A semana passada partilhei o manifesto dos “Católicos por Seguro”. Logo algumas pessoas me perguntaram porque não tinha partilhado também o manifesto de sentido contrário dos “Católicos pela Verdade”. A verdade é que não tinha conhecimento desse manifesto ainda, mas prometi que esta semana o faria, e aqui está.
Agora, se me pedem a opinião, independentemente do que penso sobre os dois candidatos que vão a votos no próximo domingo, aponto-vos para o artigo que escreveu o meu amigo José Maria Seabra Duque, publicado aqui.
Um dos meus trabalhos para a AIS é ir coligindo todos os casos de padres ou religiosos assassinados, raptados ou detidos por motivos persecutórios ao longo do ano. No final, escrevo um artigo a dar conta dos números. Este ano vimos uma melhoria significativa no que diz respeito a detenções, mas um aumento de mortos. Está tudo aqui. Rezem!
Por cá andamos de depressão em depressão. Na terça-feira fui a Coimbra de autocarro e o cenário junto à autoestrada na zona de Leiria era de guerra. São muitos os que estão no terreno a ajudar, graças a Deus, e há também danos causados a património religioso. O novo núncio apostólico já disse que quer ir visitar as regiões afectadas, e até o Papa manifestou a sua solidariedade.
Numa situação destas há muita gente que quer ajudar, e ainda bem! Mas esta é uma tempestade perfeita para burlões, portanto todo o cuidado é pouco. Há instituições que vão ajudar no terreno e que são de confiança. Não arrisquem cair em esparrelas!
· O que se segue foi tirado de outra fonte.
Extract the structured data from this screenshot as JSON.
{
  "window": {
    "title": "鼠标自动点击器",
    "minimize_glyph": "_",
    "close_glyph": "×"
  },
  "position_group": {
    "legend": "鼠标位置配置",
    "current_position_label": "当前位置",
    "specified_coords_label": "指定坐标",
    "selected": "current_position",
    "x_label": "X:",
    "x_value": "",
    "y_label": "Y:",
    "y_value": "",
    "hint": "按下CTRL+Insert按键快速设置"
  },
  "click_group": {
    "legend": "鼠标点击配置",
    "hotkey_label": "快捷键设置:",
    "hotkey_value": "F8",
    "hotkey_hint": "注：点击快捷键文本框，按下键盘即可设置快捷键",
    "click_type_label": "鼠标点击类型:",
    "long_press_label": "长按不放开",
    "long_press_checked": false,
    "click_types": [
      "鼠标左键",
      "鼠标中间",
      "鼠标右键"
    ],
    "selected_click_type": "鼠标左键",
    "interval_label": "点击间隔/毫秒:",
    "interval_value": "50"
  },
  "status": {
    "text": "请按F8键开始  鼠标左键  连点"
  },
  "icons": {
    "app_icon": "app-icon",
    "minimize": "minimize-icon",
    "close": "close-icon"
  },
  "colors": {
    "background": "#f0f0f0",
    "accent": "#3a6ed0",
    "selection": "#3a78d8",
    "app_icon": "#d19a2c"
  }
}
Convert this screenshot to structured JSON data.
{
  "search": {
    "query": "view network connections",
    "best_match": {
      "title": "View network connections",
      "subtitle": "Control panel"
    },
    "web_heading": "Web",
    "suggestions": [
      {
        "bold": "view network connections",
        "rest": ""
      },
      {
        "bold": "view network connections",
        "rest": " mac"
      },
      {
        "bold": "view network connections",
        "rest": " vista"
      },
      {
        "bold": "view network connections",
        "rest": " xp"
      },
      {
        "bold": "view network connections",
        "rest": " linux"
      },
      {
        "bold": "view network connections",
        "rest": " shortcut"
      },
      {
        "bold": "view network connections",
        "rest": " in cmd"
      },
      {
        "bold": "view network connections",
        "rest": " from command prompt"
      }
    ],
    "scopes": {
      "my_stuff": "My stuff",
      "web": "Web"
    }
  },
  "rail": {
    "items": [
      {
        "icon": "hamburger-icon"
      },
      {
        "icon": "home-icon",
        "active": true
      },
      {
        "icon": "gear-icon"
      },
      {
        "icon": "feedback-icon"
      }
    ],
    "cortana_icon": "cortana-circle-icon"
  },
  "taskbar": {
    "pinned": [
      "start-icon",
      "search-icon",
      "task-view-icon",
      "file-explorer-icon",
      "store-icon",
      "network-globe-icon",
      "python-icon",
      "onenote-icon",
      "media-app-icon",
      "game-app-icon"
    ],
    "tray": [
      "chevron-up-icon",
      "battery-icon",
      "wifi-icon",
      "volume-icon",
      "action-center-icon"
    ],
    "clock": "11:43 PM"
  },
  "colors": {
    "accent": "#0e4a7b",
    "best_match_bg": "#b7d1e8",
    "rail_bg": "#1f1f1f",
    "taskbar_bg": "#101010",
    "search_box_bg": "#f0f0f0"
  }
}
A Sociedade de São Pio X anunciou que vai ordenar novos bispos. Será bluff, ou uma questão de “sobrevivência sacramental”? Seja o que for, a sociedade fundada por Marcel Lefebvre tem um problema maior do que a falta de bispos, e que se agrava de ano para ano.
Num mundo obcecado por IA, e cada vez mais desencantado com a realidade, não basta pregar que temos de ter filhos, escreve Kristen Ziccarelli para o The Catholic Thing.
Os Católicos pela Verdade deviam-se chamar Católicos pela treta! Então eles apontam o dedo ao Seguro e “ignoram” que o Ventura também é pelo aborto e já disse de todas as formas possíveis e imagináveis que nunca votaria a favor da alteração da actual lei?! É o que está no programa oficial do Chega. Os que se dizem pró-vida e estão no Chega têm que nos explicar um dia destes qual é a estratégia deles para defender uma nova legislação pró-vida em Portugal. Mas qualquer que seja a posição do Chega sobre esta matéria é um partido imprestável, que se limita a explorar os preconceitos e a hipocrisia das pessoas. Não tenho grande opinião pelo Seguro, mas é impossível que ele não seja eleito, porque a alternativa é impensável. E havia um candidato melhor, que até é pró-vida, Luís Marques Mendes, mas infelizmente nem esteve perto da 2ª volta. Marques Mendes votou duas vezes contra o aborto, nos referendos. Mas não nos esqueçamos que o Presidente da República não é responsável pela alteração das leis.